Symptom: Viewing page source shows no <link rel="canonical"> tag and the og:url meta tag is absent.Cause: usePageSeo() only emits canonicalUrl when runtimeConfig.public.siteUrl is non-empty. When NUXT_PUBLIC_SITE_URL is not set, canonicalUrl returns null and pages skip those tags entirely.
// usePageSeo.ts — canonicalUrl is null when siteUrl is empty
const canonicalUrl = computed(() => {
  const base = siteUrl.value
  if (!base) return null
  return `${base}${route.path}`
})
Fix:
  1. Set NUXT_PUBLIC_SITE_URL=https://www.your-agency.com in your deployment environment.
  2. Rebuild (pnpm build or pnpm generate) — the value is read at build time and baked into the runtime config.
  3. Redeploy and verify with View Page Source → search for canonical.
This is intentional behavior for local development — you do not want development builds pushing relative-URL canonical tags into search indexes. Always set the variable only in the production environment.
Symptom: /sitemap.xml lists URLs under a wrong domain, the old domain, or localhost.Cause: The sitemap reads NUXT_PUBLIC_SITE_URL at build time (for pnpm generate) or at request time (for SSR). If the variable was set to a wrong or old value during the last build, the sitemap will contain those stale URLs.Fix:
  1. Update NUXT_PUBLIC_SITE_URL in your deployment environment to the correct domain.
  2. For static export (pnpm generate): the sitemap is pre-rendered to disk. Rebuild after updating the variable:
NUXT_PUBLIC_SITE_URL=https://www.correct-domain.com pnpm generate
  1. For SSR (pnpm build): the sitemap is generated at request time and reads from runtimeConfig directly, so it will use the updated value immediately after a server restart (no rebuild required).
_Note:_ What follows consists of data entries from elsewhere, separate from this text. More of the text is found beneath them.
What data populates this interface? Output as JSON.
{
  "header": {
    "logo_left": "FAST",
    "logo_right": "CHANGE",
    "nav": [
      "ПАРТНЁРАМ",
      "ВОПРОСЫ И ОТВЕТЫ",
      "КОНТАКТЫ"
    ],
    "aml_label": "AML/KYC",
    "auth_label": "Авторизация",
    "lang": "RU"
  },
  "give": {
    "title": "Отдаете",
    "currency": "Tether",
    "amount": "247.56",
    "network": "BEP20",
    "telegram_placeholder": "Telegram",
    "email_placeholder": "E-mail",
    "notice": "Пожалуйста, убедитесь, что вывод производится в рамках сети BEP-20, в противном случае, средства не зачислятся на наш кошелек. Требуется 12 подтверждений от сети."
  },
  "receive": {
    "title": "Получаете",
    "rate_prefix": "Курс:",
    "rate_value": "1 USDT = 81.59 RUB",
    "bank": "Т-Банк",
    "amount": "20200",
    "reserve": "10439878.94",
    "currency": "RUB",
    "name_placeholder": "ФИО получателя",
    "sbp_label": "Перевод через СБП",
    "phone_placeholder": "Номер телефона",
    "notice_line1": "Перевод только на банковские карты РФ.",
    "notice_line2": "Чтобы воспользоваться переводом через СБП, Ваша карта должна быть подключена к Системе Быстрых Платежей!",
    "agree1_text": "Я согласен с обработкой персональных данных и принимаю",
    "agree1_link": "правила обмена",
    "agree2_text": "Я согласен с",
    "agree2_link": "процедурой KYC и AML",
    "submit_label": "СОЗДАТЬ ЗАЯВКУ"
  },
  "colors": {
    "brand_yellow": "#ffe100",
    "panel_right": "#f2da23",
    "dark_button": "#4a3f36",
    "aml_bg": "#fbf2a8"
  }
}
  2. Verify by visiting https://www.your-domain.com/sitemap.xml and confirming all <loc> entries use the correct domain.
Symptom: Part of the UI renders the raw i18n key (e.g. nav.properties) or falls back to English when the user’s browser is set to Spanish (or vice versa).Cause: The key is missing from one of the locale files. @nuxtjs/i18n falls back to the default locale (English) when a key is absent in the active locale, so a missing Spanish key silently shows English rather than throwing an error.Fix:
  1. Open both i18n/locales/en.json and i18n/locales/es.json.
  2. Confirm the key exists in both files under the same path. The files must stay in sync.
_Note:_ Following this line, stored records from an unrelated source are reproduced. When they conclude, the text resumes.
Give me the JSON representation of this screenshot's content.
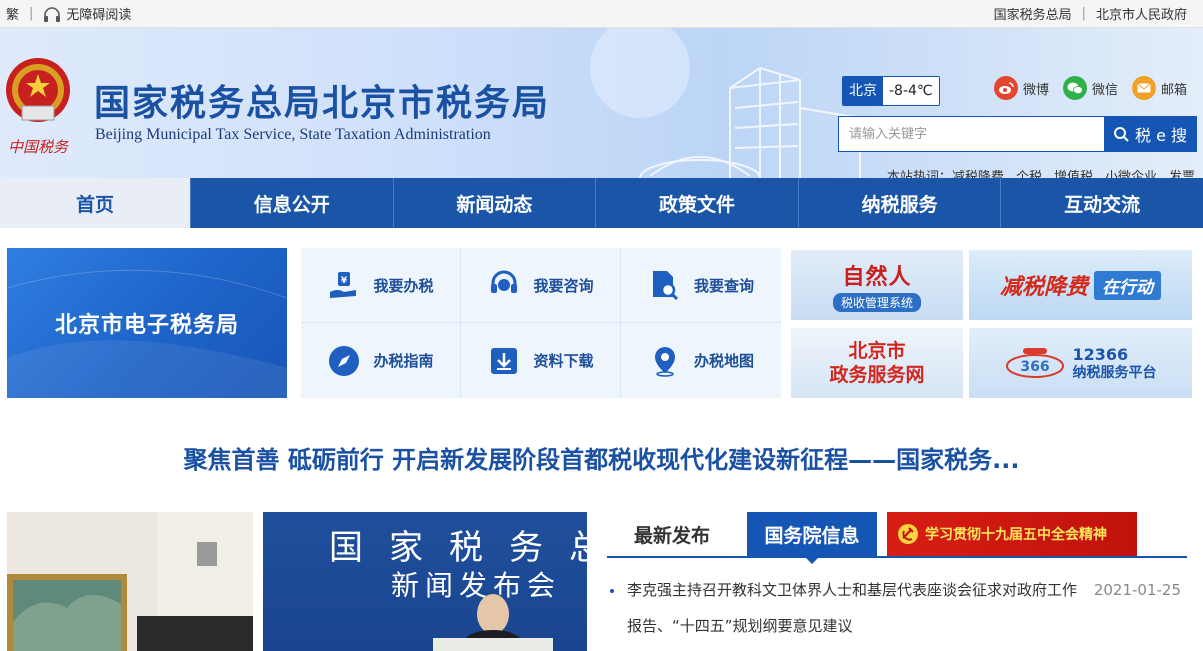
{
  "topbar": {
    "traditional": "繁",
    "accessible": "无障碍阅读",
    "link_sat": "国家税务总局",
    "link_gov": "北京市人民政府"
  },
  "header": {
    "title": "国家税务总局北京市税务局",
    "subtitle": "Beijing Municipal Tax Service, State Taxation Administration",
    "emblem_text": "中国税务",
    "weather": {
      "city": "北京",
      "temp": "-8-4℃"
    },
    "social": {
      "weibo": "微博",
      "wechat": "微信",
      "mail": "邮箱"
    },
    "search": {
      "placeholder": "请输入关键字",
      "button": "税 e 搜"
    },
    "hot": {
      "label": "本站热词：",
      "words": [
        "减税降费",
        "个税",
        "增值税",
        "小微企业",
        "发票"
      ]
    }
  },
  "nav": [
    "首页",
    "信息公开",
    "新闻动态",
    "政策文件",
    "纳税服务",
    "互动交流"
  ],
  "services": {
    "etax": "北京市电子税务局",
    "grid": [
      "我要办税",
      "我要咨询",
      "我要查询",
      "办税指南",
      "资料下载",
      "办税地图"
    ],
    "banners": {
      "b1_t1": "自然人",
      "b1_t2": "税收管理系统",
      "b2_t1": "减税降费",
      "b2_t2": "在行动",
      "b3_t1": "北京市",
      "b3_t2": "政务服务网",
      "b4_t1": "12366",
      "b4_t2": "纳税服务平台"
    }
  },
  "headline": "聚焦首善 砥砺前行 开启新发展阶段首都税收现代化建设新征程——国家税务...",
  "photo2": {
    "line1": "国家税务总",
    "line2": "新闻发布会"
  },
  "news": {
    "tab_latest": "最新发布",
    "tab_council": "国务院信息",
    "study": "学习贯彻十九届五中全会精神",
    "items": [
      {
        "title": "李克强主持召开教科文卫体界人士和基层代表座谈会征求对政府工作报告、“十四五”规划纲要意见建议",
        "date": "2021-01-25"
      }
    ]
  },
  "colors": {
    "primary": "#1556b4",
    "nav": "#1a55a8",
    "title": "#1b51a3",
    "red": "#c8201e"
  }
}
  3. For SEO titles and descriptions, check the seo.* key group specifically — this is the most common group to miss when adding a new page.
  4. If the key is present in both files but still shows the English value in Spanish mode, confirm the i18n locale cookie (i18n_locale) is set correctly in your browser — clear it and reload to test the browser language detection.
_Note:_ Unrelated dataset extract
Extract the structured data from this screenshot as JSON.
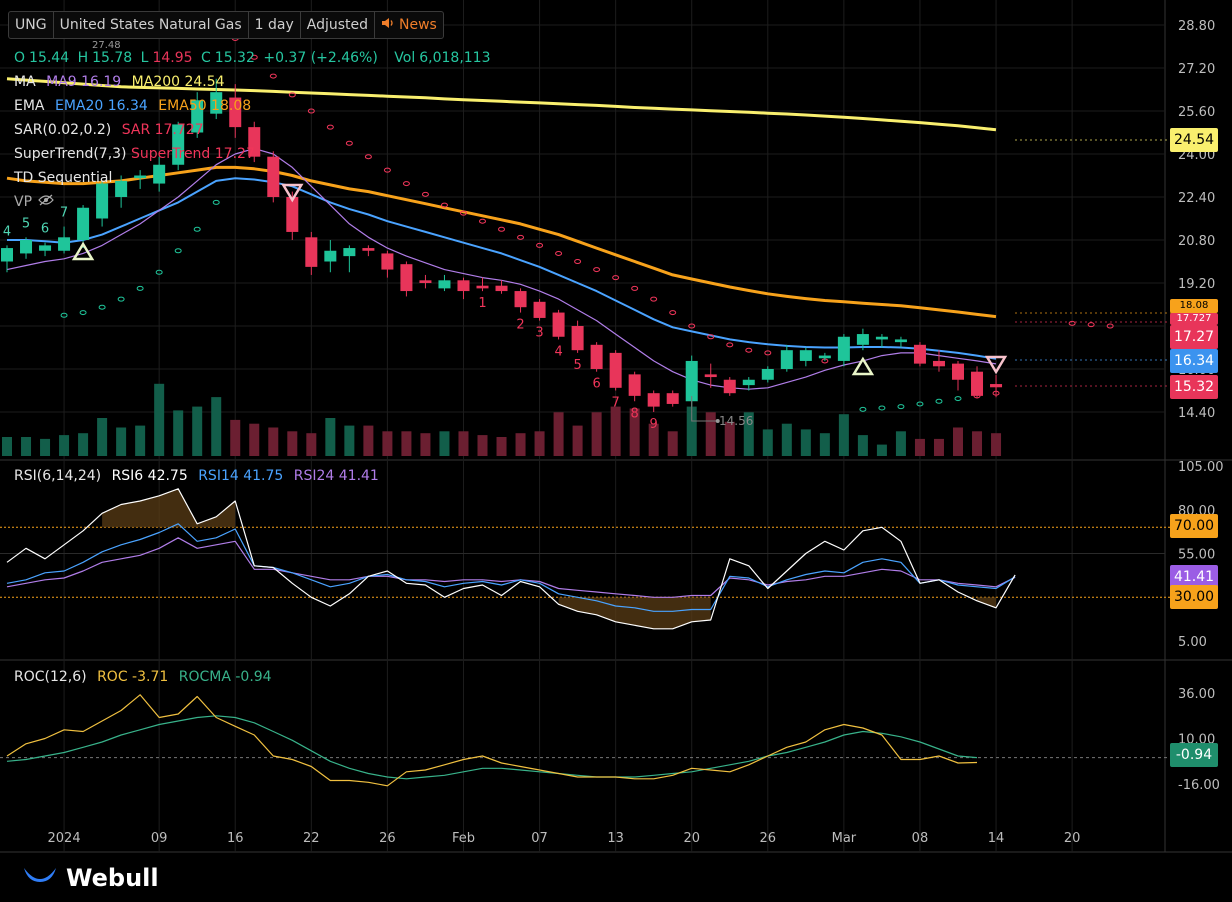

Symptom: Typing a city name or location in the property search bar returns no results even though matching properties exist in the catalog.Cause: The search is a case-insensitive, accent-insensitive substring match performed against a joined string of four fields per property: location + city + state + country. If the search term does not appear as a substring in any of those fields, the filter returns nothing.The accent-insensitive matching means Mexico matches México and Queretaro matches Querétaro, but the match is still a substring search — partial matches at word boundaries work, but the substring must exist in one of the four fields.Fix:
  1. Open app/features/properties/data/properties.ts and find the property that should match.
  2. Check the location, city, state, and country fields on that record.
  3. Confirm the search term is a substring of one of those values. For example, a search for "New York" will match a property with city: 'New York' but not one with city: 'NYC'.
  4. If a field is empty or has a typo, update the data file to use the expected value.
  5. The search joins all four fields with spaces before matching, so a property with city: 'San' and state: 'Francisco' will not match a search for "San Francisco" — the match is against the individual field, not the joined string in that case. Ensure the full place name is in a single field.